Cette approche préserve la cohérence du système contentieux. L’administré qui souhaite contester une règle générale doit le faire lorsque celle-ci est édictée, soit par la voie d’un recours direct, soit plus tard par la voie de l’exception d’illégalité à l’occasion d’un recours contre une mesure d’application. Toutefois, dans le cas présent, l’acte du 8 août n’est même pas une mesure d’application au sens strict, mais une simple notification, ce qui justifie d’autant plus la position de la cour. La solution est donc juridiquement irréprochable et a une vertu pédagogique en rappelant les mécanismes fondamentaux de la recevabilité du recours pour excès de pouvoir.

B. La rigueur d’une solution imposant à l’agent une vigilance accrue

Au-delà de sa rectitude juridique, la décision révèle la rigueur du système pour l’agent public.

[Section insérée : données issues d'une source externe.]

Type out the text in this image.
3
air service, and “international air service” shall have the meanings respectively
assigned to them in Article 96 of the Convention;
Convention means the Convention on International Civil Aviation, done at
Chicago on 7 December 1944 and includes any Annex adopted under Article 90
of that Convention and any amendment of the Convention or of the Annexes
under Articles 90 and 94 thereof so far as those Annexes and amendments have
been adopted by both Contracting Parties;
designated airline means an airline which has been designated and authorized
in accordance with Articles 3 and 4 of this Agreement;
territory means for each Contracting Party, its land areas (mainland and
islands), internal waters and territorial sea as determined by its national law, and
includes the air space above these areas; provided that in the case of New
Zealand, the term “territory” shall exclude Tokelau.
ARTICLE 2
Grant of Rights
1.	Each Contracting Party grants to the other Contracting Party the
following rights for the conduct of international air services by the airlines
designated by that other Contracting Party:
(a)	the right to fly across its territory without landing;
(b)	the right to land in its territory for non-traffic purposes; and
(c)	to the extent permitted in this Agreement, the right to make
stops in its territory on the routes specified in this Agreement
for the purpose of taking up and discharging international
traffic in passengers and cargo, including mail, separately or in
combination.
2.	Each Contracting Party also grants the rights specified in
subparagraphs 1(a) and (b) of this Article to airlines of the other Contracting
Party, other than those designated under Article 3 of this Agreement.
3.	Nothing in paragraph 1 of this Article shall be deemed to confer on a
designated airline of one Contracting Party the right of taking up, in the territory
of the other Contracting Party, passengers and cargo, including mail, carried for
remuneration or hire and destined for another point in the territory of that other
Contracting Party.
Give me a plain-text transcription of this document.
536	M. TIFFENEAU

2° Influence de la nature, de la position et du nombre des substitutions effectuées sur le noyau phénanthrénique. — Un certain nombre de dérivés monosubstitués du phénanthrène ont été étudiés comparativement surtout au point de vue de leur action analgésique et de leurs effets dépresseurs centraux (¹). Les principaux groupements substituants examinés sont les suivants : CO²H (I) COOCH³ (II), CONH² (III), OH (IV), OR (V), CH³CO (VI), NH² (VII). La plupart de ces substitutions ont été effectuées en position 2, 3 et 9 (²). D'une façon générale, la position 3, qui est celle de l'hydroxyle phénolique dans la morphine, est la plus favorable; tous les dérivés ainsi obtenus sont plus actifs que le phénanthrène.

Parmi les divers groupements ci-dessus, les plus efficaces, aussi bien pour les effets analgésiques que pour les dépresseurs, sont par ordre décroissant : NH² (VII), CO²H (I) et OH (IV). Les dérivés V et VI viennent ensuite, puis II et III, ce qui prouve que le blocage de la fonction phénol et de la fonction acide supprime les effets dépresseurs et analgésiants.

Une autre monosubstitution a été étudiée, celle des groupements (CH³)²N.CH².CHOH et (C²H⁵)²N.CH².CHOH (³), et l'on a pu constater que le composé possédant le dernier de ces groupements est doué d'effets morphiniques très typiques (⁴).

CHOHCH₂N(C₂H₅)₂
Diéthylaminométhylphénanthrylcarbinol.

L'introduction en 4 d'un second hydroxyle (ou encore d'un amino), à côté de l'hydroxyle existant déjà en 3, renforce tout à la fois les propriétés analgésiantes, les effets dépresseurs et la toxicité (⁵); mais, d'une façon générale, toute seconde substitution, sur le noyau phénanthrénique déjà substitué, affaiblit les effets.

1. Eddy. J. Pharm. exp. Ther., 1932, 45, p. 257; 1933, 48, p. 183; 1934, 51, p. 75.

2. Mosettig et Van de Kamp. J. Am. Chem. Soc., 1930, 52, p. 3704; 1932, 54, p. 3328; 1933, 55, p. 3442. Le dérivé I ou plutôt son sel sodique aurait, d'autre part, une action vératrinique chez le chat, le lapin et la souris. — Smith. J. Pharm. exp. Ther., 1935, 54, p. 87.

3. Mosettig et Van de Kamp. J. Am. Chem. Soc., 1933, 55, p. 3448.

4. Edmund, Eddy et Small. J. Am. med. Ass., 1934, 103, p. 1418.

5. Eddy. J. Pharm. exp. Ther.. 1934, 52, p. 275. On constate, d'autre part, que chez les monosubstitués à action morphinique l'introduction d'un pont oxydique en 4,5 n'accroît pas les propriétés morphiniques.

D’un point de vue pratique, c’est bien l’acte individuel du 8 août 2022 qui a matérialisé pour l’agente la perte financière. C’est ce document qui l’a personnellement informée de la diminution de sa rémunération, et il est naturel qu’il ait été perçu par elle comme la décision à contester. Or, la présente décision lui oppose que le moment de la contestation était déjà révolu, le véritable acte litigieux étant un arrêté ministériel publié près de deux mois plus tôt au bulletin officiel des armées.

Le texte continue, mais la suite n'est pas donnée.